The NDP’s Lauron “Sharer” Baptiste has also filed a petition challenging the election of Montgomery Daniel in North Windward.
During the cross examination, Eustace said that for the 2015 election, she was a member of the national campaign committee of the NDP.
However, on election day, her named role was that of a roving polling agent for Exeter and to give support to other agents when it was needed.
Eustace said she is the daughter of then NDP leader, Arnhim Eustace, and that the candidates, not the campaign committee, appointed the agents to attend the various polling stations.
Those agents were required to carry with them notebooks, Eustace said, adding that she participated in training sessions where agents were advised to note any objections, any salient information, about the vote and the count on election day.
That information included objections, and incapacitated voters who needed assistance.
The session she attended also advised agents to note any disagreement with the count arrived at on election night.
The witness told the court that her understanding
is that tally sheets were provided by the election officers at the count.
She said that while she did not use a tally sheet, she knows they are used to make a contemporaneous record of the votes as they are counted in the preliminary count.
Eustace said she couldn’t recall whether agents were instructed to hand over their notebooks and tally sheets to the NDP after the election.
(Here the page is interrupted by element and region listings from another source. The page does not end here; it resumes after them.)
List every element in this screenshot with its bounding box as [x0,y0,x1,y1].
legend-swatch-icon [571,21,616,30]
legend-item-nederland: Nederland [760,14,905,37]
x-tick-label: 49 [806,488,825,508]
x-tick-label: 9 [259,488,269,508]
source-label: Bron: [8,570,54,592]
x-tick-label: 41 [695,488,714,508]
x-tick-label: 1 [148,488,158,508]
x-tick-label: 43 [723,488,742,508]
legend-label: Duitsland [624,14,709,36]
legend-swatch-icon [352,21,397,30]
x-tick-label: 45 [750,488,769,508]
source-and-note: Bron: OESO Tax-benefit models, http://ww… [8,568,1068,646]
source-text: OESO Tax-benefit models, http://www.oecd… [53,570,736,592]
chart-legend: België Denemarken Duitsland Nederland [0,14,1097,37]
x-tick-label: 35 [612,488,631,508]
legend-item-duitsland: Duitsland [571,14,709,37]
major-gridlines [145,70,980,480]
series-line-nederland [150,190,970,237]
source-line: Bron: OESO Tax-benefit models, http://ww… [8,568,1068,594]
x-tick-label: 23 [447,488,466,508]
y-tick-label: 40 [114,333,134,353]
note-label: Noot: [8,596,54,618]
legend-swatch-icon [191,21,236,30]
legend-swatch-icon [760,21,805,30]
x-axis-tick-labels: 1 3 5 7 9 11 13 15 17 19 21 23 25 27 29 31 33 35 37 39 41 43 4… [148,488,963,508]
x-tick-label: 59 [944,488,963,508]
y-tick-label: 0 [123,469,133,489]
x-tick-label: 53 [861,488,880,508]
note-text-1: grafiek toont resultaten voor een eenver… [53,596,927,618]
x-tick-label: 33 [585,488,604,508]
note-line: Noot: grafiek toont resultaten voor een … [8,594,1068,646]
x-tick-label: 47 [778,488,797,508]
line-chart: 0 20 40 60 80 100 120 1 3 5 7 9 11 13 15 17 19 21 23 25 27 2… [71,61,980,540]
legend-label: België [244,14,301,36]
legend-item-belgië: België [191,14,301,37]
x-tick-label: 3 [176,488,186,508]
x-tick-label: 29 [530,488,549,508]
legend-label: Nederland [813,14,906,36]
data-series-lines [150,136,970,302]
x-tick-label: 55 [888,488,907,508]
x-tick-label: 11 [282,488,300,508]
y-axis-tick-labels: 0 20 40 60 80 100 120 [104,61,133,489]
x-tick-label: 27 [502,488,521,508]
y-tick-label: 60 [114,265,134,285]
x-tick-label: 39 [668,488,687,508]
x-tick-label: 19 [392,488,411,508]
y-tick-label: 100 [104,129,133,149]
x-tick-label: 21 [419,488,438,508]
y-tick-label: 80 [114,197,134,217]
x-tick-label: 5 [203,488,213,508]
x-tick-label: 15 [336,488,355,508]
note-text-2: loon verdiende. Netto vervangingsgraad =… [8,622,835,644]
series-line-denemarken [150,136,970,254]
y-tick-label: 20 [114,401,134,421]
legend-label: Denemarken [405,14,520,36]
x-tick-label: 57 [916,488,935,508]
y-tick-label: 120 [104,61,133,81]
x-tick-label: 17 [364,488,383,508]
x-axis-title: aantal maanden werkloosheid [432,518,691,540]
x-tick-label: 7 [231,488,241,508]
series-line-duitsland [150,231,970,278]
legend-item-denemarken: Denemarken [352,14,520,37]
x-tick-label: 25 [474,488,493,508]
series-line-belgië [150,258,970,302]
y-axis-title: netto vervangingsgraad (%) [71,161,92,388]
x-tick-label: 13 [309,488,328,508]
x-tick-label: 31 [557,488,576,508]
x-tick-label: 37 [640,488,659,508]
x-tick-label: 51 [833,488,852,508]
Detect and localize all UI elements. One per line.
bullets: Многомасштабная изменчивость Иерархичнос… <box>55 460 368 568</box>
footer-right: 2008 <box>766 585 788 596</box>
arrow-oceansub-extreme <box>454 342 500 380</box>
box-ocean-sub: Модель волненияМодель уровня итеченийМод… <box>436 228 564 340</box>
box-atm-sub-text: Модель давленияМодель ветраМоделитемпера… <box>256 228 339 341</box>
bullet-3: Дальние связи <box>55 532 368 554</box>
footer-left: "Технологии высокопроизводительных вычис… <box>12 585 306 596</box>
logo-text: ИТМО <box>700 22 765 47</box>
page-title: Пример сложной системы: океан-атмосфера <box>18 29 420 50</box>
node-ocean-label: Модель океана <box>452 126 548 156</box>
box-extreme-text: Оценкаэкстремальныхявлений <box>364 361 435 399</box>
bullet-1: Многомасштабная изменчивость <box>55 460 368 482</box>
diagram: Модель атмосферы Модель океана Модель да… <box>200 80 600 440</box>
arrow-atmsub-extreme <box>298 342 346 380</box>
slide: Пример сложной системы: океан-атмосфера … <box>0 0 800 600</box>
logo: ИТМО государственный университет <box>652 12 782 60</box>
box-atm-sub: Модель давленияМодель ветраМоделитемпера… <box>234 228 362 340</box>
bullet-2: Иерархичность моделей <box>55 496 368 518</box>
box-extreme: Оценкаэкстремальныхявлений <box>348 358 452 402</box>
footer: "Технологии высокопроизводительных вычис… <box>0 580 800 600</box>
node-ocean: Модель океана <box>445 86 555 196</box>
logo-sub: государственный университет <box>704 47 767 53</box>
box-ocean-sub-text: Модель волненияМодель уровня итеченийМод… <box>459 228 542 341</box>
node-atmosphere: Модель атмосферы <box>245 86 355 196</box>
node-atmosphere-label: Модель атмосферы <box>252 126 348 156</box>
Eustace is one of the instructing attorneys in Exeter’s petition. She said she took charge of the preparation of the bundle of documents agreed and documents not agreed.
Among the documents she included are the notebooks of the polling agents and their tally sheets.
From the notebooks and the tally sheets, it would have been possible, if the documents had been consulted, for the NDP or herself, to determine the results of the “purported count” at each of the polling stations, the witness told the court.
“Are you saying that the count done by your agents are purported counts?” Mendes asked.
“I am not saying that. I was not there. I am not casting any aspersions on the agents,” Eustace responded.
“Are you casting aspersions on the count?” the lawyer replied.
“I was not there. That is why I used the word ‘purported’,” Eustace explained, adding that it is not within her purview to say whether the count by anyone present is correct.
Eustace, however, said that she had perused the tally sheet and the tally, and “generally” they seem to correspond.
“Whenever, us lawyers use the word generally, it means there is an exception. Was there and exception?” Mendes asked.
“I don’t say that as a lawyer. I say that as a person who is trying to recall,” the witness replied.
She told the court that she has seen the statement of the polls, except for polling station CL1, adding that she was “very briefly” provided with the statements and was “hurriedly” able to take notes.
“I was not permitted a sufficient period of time to record all of the information on the Form 16 statements when they were shown to me,” Eustace said.
“But you did take notes on that day at the final count?” Mendes asked.
Mendes, however, noted that on some of the form 16s, Eustace had made other notes regarding other things that were happening at the time.
He asked if she was shown all of the form 16s at once or whether she was shown them as the boxes were being opened.
Her recollection was that at various points she had to ask for particular form 16s, Eustace said.
She, however, told the court she did not recall whether that is because the forms were not provided at the point of opening the box or whether in the process of opening the box, some of the forms might have been skipped.
She also did not recall whether she was given all of the forms at once.
The cross-examination of Eustace continues.
The court began hearing the oral evidence amidst concerns by lead counsel for the petitioner, Queens Counsel Stanley “Stalky” John about the size of the NIS Conference Room, where the trial is taking place.
Acting high court judge, Justice Stanley John, a Trinidadian, is presiding.